La création de fonds de pension est repoussée par les syndicats. Ils craignent que cela ne se fasse au détriment du financement des retraites obligatoires et que cela n'aggrave les inégalités. Mais on ne peut couper entièrement le débat des retraites et celui de l'épargne. La France est championne de l'assurance vie. Peut-on dire que l'épargne est utilisée au mieux pour financer le développement alors que le taux d'épargne est parmi le plus élevé d'Europe ? Un fonds de réserve a été mis en place pour compléter le financement des pensions du régime général sans avoir à augmenter massivement les taux de cotisation. N'oublions pas qu'à partir de 2005-2010, deux cent mille pensions supplémentaires devront être financées chaque année contre moins de cent mille aujourd'hui. Suffisamment ample pour être utile, ce fonds devrait être géré de façon paritaire et avec pour critère le financement du développement et de l'emploi sur les territoires et non pas la seule "création de valeurs".
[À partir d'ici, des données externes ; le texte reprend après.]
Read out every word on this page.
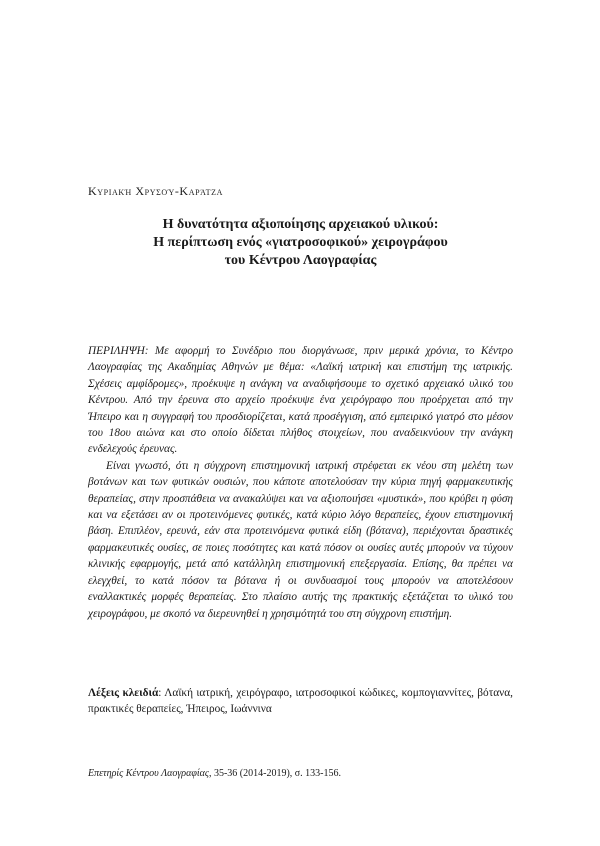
Κυριακή Χρυσού-Καράτζα
Η δυνατότητα αξιοποίησης αρχειακού υλικού:
Η περίπτωση ενός «γιατροσοφικού» χειρογράφου
του Κέντρου Λαογραφίας

ΠΕΡΙΛΗΨΗ: Με αφορμή το Συνέδριο που διοργάνωσε, πριν μερικά χρόνια, το Κέντρο Λαογραφίας της Ακαδημίας Αθηνών με θέμα: «Λαϊκή ιατρική και επιστήμη της ιατρικής. Σχέσεις αμφίδρομες», προέκυψε η ανάγκη να αναδιφήσουμε το σχετικό αρχειακό υλικό του Κέντρου. Από την έρευνα στο αρχείο προέκυψε ένα χειρόγραφο που προέρχεται από την Ήπειρο και η συγγραφή του προσδιορίζεται, κατά προσέγγιση, από εμπειρικό γιατρό στο μέσον του 18ου αιώνα και στο οποίο δίδεται πλήθος στοιχείων, που αναδεικνύουν την ανάγκη ενδελεχούς έρευνας.

Είναι γνωστό, ότι η σύγχρονη επιστημονική ιατρική στρέφεται εκ νέου στη μελέτη των βοτάνων και των φυτικών ουσιών, που κάποτε αποτελούσαν την κύρια πηγή φαρμακευτικής θεραπείας, στην προσπάθεια να ανακαλύψει και να αξιοποιήσει «μυστικά», που κρύβει η φύση και να εξετάσει αν οι προτεινόμενες φυτικές, κατά κύριο λόγο θεραπείες, έχουν επιστημονική βάση. Επιπλέον, ερευνά, εάν στα προτεινόμενα φυτικά είδη (βότανα), περιέχονται δραστικές φαρμακευτικές ουσίες, σε ποιες ποσότητες και κατά πόσον οι ουσίες αυτές μπορούν να τύχουν κλινικής εφαρμογής, μετά από κατάλληλη επιστημονική επεξεργασία. Επίσης, θα πρέπει να ελεγχθεί, το κατά πόσον τα βότανα ή οι συνδυασμοί τους μπορούν να αποτελέσουν εναλλακτικές μορφές θεραπείας. Στο πλαίσιο αυτής της πρακτικής εξετάζεται το υλικό του χειρογράφου, με σκοπό να διερευνηθεί η χρησιμότητά του στη σύγχρονη επιστήμη.

Λέξεις κλειδιά: Λαϊκή ιατρική, χειρόγραφο, ιατροσοφικοί κώδικες, κομπογιαννίτες, βότανα, πρακτικές θεραπείες, Ήπειρος, Ιωάννινα
Επετηρίς Κέντρου Λαογραφίας, 35-36 (2014-2019), σ. 133-156.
L'avenir des retraites de la fonction publique et des régimes spéciaux n'est pas non plus abordé dans le rapport Teulade. C'est pourtant là un problème qui doit être traité de façon urgente. D'ici à 2010 près de la moitié des fonctionnaires prendront leur retraite. La solidarité des salariés du public et du privé n'est pas si solidement construite. Il serait de la responsabilité des syndicats de mettre sur la table en toute transparence des principes et des règles d'équité solides.
On ne peut agir et réformer au niveau franco-français indépendamment des enjeux européens.
Actuellement la protection sociale est de responsabilité nationale. Les régimes obligatoires n'organisent une solidarité que sur leur base nationale et sont hors règles du marché unique. Avec l'euro la donne change. L'euro pousse à la concurrence, à la comparaison des coûts salariaux et sociaux, avec des pressions de dumping social. Dans le cadre de la formation du marché unique financier, la Commission (avec l'accord du Conseil) prépare un projet de directive pour aller vers la création de fonds de pension européens.
Il faut se mêler de ces questions. Pas simplement pour rejeter et "protéger" le système national. Il y a besoin de coopérations européennes à l'heure où les problèmes de vieillissement sont posés à tous les pays de l'Union européenne. Un objectif d'action pourrait être de solidariser les politiques de retraites autour d'objectifs communs garantissant les pensions des régimes obligatoires.